Subclasses of this class will want to override the
locate_module_and_debug_symbols method:

.. code-block:: text

   class CustomImage(lldb.utils.symbolication.Image):
      def locate_module_and_debug_symbols (self):
         # Locate the module and symbol given the info found in the crash log

Overriding this function allows clients to find the correct executable module
and symbol files as they might reside on a build server.

**lldb.utils.symbolication.Symbolicator**

This class coordinates the symbolication process by loading only the
lldb.utils.symbolication.Image instances that need to be loaded in order to
symbolicate an supplied address.

**lldb.macosx.crashlog**

lldb.macosx.crashlog is a package that is distributed on macOS builds that
subclasses the above classes. This module parses the information in the Darwin
crash logs and creates symbolication objects that represent the images, the
sections and the thread frames for the backtraces. It then uses the functions
in the lldb.utils.symbolication to symbolicate the crash logs.

This module installs a new ``crashlog`` command into the lldb command
interpreter so that you can use it to parse and symbolicate macOS crash
logs:

.. code-block:: text

   (lldb) command script import lldb.macosx.crashlog
   "crashlog" and "save_crashlog" command installed, use the "--help" option for detailed help
   (lldb) crashlog /tmp/crash.log
   ...

The command that is installed has built in help that shows the options that can
be used when symbolicating:

.. code-block:: text

   (lldb) crashlog --help
   Usage: crashlog [options]  [FILE ...]

Symbolicate one or more darwin crash log files to provide source file and line
information, inlined stack frames back to the concrete functions, and
disassemble the location of the crash for the first frame of the crashed
thread.

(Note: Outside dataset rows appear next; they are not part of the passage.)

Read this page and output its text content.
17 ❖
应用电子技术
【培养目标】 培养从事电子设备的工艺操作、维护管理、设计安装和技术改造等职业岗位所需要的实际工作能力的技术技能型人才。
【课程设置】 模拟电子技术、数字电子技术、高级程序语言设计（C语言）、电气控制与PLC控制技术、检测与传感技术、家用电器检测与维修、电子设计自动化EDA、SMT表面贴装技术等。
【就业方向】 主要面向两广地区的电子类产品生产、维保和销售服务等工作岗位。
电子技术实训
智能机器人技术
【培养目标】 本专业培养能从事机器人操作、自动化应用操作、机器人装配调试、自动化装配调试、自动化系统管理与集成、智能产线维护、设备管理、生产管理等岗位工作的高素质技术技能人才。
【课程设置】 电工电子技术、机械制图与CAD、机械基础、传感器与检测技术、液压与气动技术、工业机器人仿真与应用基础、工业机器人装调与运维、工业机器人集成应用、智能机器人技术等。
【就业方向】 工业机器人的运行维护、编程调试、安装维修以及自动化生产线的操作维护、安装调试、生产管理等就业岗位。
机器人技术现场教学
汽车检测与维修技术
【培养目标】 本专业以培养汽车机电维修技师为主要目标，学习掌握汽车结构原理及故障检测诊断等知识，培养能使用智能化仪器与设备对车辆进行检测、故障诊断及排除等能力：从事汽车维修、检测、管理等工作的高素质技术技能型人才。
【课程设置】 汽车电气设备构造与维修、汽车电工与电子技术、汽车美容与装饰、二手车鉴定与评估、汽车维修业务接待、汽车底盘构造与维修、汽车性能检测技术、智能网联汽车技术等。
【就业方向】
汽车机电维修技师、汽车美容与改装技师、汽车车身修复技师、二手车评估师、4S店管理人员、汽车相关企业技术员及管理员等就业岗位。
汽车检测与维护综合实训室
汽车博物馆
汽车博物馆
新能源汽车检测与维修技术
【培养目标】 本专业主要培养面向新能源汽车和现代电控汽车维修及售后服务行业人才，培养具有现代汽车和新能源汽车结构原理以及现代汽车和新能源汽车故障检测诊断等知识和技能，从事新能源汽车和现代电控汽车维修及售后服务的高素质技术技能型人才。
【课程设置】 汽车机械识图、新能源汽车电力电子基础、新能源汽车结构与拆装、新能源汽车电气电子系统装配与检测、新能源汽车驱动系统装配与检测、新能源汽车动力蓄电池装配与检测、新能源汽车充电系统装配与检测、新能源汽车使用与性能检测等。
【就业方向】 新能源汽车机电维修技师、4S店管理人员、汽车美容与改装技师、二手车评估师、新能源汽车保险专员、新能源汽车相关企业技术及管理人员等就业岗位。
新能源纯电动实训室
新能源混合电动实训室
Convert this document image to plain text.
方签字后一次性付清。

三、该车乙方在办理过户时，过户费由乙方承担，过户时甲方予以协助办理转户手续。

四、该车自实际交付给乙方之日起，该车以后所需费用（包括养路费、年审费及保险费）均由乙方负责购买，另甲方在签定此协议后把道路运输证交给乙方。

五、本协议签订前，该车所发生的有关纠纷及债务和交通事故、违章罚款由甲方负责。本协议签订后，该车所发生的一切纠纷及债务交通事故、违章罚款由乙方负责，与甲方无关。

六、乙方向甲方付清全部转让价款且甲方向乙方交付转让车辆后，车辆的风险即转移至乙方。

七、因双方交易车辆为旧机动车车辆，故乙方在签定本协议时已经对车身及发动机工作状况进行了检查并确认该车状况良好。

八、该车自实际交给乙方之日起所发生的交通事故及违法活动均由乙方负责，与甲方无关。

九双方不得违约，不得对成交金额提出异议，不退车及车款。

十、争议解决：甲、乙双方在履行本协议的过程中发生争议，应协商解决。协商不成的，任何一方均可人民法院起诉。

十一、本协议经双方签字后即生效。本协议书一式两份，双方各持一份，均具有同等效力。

If this script is imported into the LLDB command interpreter, a
``crashlog`` command will be added to the interpreter for use at the LLDB
command line. After a crash log has been parsed and symbolicated, a target will
have been created that has all of the shared libraries loaded at the load
addresses found in the crash log file. This allows you to explore the program
as if it were stopped at the locations described in the crash log and functions
can  be disassembled and lookups can be performed using the addresses found in
the crash log.

.. code-block:: text

   Options:
   -h, --help            show this help message and exit
   -v, --verbose         display verbose debug info
   -g, --debug           display verbose debug logging
   -a, --load-all        load all executable images, not just the images found
                           in the crashed stack frames
   --images              show image list
   --debug-delay=NSEC    pause for NSEC seconds for debugger
   -c, --crashed-only    only symbolicate the crashed thread
   -d DISASSEMBLE_DEPTH, --disasm-depth=DISASSEMBLE_DEPTH
                           set the depth in stack frames that should be
                           disassembled (default is 1)
   -D, --disasm-all      enabled disassembly of frames on all threads (not just
                           the crashed thread)
   -B DISASSEMBLE_BEFORE, --disasm-before=DISASSEMBLE_BEFORE
                           the number of instructions to disassemble before the
                           frame PC
   -A DISASSEMBLE_AFTER, --disasm-after=DISASSEMBLE_AFTER
                           the number of instructions to disassemble after the
                           frame PC
   -C NLINES, --source-context=NLINES
                           show NLINES source lines of source context (default =
                           4)
   --source-frames=NFRAMES
                           show source for NFRAMES (default = 4)
   --source-all          show source for all threads, not just the crashed
                           thread
   -i, --interactive     parse all crash logs and enter interactive mode


The source for the "symbolication" and "crashlog" modules are available in SVN.